6. Switch off lights, machines and computers after hours
To help keep energy costs under control, make it a company policy to switch off air-conditioners, non-essentials lights, gadgets and equipment before staff head off home each day. Putting computer monitors into sleep mode will also cut down on unnecessary energy consumption and save money. If you run your business from a home office, make the switch to LED bulbs and opt for energy-efficient appliances to help reduce your monthly electricity costs. For a longer-term solution, consider a hybrid solar system that includes batteries for backup, while keeping a lifeline connection to the grid. This will make it possible to use essential appliances, such as a laptop and routers, in case of a power outage ; with minimal disruption to your business.
7. When in doubt, go without
If you’re struggling to allay costs, make it a practice to constantly ask: Do we really need to buy this? Do we really need to replace something? Think every purchase through instead of just spending the money on buying bigger and newer things.
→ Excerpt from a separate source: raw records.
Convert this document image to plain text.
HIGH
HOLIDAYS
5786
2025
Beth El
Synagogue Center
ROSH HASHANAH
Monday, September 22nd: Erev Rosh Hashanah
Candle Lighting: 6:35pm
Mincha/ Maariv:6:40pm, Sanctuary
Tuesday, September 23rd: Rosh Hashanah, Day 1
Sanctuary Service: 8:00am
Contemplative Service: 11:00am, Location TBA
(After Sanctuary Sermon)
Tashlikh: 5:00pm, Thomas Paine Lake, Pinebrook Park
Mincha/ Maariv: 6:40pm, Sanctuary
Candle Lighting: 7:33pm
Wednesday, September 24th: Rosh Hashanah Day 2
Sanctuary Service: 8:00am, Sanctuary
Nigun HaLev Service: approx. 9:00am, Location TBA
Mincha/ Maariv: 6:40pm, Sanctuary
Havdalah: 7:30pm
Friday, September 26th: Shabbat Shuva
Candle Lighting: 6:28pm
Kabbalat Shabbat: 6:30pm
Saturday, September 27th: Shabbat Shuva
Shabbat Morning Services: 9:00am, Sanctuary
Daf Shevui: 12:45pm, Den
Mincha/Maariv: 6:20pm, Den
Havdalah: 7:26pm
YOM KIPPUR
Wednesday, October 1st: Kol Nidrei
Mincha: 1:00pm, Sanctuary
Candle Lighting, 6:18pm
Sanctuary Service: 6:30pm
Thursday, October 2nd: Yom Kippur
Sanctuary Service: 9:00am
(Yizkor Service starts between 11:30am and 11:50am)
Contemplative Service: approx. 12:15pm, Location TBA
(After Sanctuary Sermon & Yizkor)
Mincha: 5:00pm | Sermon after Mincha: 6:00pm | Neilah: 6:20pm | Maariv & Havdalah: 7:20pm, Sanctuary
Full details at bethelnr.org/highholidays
Even when times aren’t tough, it’s prudent to use what you already have until you are certain you need something new.
Cutting costs shouldn’t just be a periodic exercise to improve your bottom line. Good business practice dictates that you should regularly evaluate all operational expenditure. This will assist you in growing your bottom line and reducing the risk of cash-flow trouble in the future, as well as helping you become a more efficient business overall.